This pandemic is a time for clinical research to help humanity out of the crisis, and scientists are scrambling to find a COVID-19 vaccine.
It is urgent because if they do not do human trials during the pandemic, the infection rate may decline and the vaccine will not be well-tested enough to prevent this disease.
This lack of cases and the resulting inability to test a strong candidate vaccine is exactly what happened to the zika virus vaccine. Zika may have run its course even as the vaccine study was getting underway. But there is every likelihood it may return with a vengeance without an effective vaccine in place.
Many big pharma including Astra Zenca, Pfizer, Merck, and Johnson and Johnson are involved in the testing and manufacture of the COVID-19 vaccine. Companies in India, China, and Japan are also ramping up their efforts.
Unfortunately, no promising drug treatment is on the horizon. Remdesivir, convalescent plasma, interleukin inhibitors like tocilizumab, chloroquin are certainly not the silver bullets they are made out to be. But every bit of hope is useful.
Last week, a riveting scandal rocked the medical world that involved a team of doctors whose research into choloroquine and the journals that published the result.
This antimalarial drug, discovered in 1934 and introduced generally in 1947, is one which humans have been most exposed to. Chloroquine is inexpensive and simple to administer.

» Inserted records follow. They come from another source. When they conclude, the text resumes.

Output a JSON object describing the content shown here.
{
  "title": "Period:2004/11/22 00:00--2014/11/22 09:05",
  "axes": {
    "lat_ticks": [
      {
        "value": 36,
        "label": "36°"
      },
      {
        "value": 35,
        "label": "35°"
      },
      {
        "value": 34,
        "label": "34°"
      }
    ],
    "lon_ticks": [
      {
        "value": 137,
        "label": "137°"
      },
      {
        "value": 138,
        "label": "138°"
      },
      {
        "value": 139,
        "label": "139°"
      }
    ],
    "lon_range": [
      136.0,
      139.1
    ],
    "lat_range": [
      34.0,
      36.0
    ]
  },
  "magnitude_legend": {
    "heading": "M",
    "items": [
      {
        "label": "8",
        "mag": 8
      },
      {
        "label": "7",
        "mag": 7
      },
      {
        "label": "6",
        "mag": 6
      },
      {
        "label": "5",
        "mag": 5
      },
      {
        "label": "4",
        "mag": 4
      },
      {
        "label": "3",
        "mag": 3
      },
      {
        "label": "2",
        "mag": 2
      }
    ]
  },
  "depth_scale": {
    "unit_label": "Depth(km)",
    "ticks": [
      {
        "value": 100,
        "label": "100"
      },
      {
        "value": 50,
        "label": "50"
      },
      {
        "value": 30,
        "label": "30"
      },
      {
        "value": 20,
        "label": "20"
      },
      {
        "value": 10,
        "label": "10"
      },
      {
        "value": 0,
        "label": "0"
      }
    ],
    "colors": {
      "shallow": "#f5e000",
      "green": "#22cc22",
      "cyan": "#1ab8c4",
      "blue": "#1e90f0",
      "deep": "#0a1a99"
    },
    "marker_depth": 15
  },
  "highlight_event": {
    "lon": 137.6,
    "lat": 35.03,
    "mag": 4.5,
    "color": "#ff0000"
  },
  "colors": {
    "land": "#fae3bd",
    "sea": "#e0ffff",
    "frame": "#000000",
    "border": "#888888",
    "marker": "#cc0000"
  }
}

It remains a first-line treatment for non-falciparum malaria and is on the World Health Organisation (WHO) List of Essential Medicines.
It has been used extensively as a continuous prophylaxis against malaria for individual periods often exceeding five years, and has been the prophylactic drug of choice in pregnancy in order to avoid non-falciparum malaria. In addition to its antimalarial use both chloroquine, and the closely related hydroxychloroquine, are used in continuous daily dosing for common joint diseases like rheumatoid arthritis and lupus.
Cholorquine in viral culture cells in research laboratory has been shown to suppress the novel betacoronavirus SARS-CoV-2, the cause of the COVID-19 infection. This effect occurred when the drug was given either before or immediately after viral inoculation, not after a long lag period.
An observational study purporting to use data from a multi-country registry was recently published in The Lancet, revealing that regardless of any benefit chloroquine may (or may not) have for the treatment of COVID-19, there were unacceptable side-effects on the heart leading to decreased survival of the patients.
But there was a problem with the study. Sapan Desai, one of the authors and owner of Surgisphere Corporation based in Chicago from where this registry data was obtained, was, when requested, unable to share the dubious list.
Desai’s colleague, Mandeep Mehra, the lead author, and other co-authors including Amit Patel have now retracted the article from The Lancet. But the story does not end there.
This same group of authors, some of whom work in prestigious institutions like Harvard (Mehra), also retracted a recent New England Journal of Medicine (NEJM) article regarding COVID-19 where they had used data from Surgisphere Corporation, and when requested, were unable to share it.
These retractions by the same set of authors (one of whom owns the data collection corporation) from two of the highest impact medical journals could suggest possible fraud. In addition, the editors of both the NEJM and The Lancet were caught with their pants down in the rush to publish data.
Finally, a proper randomised controlled trial named the Recovery Trial from the UK that utilised large numbers of patients who were treated with hydroxychloroquine revealed this week that the drug does not work in the treatment of COVID-19 patients.
But whether chloroquin works in prevention (as opposed to treatment) of COVID-19, especially in the vulnerable group of health workers, is not known and studies are continuing regarding pre-exposure to the virus. Medical science can be tricky. A drug not useful for treatment can often be useful for prevention.
Potentially fraudulent studies notwithstanding, it is beneficial for countries like Nepal, after proper examination, to collaborate in international observational or randomised controlled trials like the WHO’s Solidarity Trials for COVID-19 antidotes — especially because it will help with capacity building in our region without desperately having to look for funding.
The Nepal Health Research Council has been doing an excellent job of reviewing manuscripts and usually providing prompt feedback to the researchers in the region. However, what we medical researchers in South Asia lack is an appreciation of equipoise.
‘Equipoise’ means curiosity, but it also has an element of humility. A true state of equipoise exists in research when there is no good basis for a choice between two or more options. In fact, the state of equipoise is the reason for doing research using RCTs.
Unfortunately, many health care professionals in South Asia do not make room for this quality. For example, some institutions have turned down doing potentially useful, well-written and well-grounded multilateral studies in the mistaken belief that we know better that the drug or treatment in question does not work. How can this be assumed?
This narrow belief may shut useful research out which ultimately could inform clinical treatment and help the patient. Helping the patient, at the end of the day, is what we all are trying to do.
Buddha Basnyat is a clinical researcher at Patan Academy of Health Sciences and writes this frequent health column Dhanvantari for Nepali Times.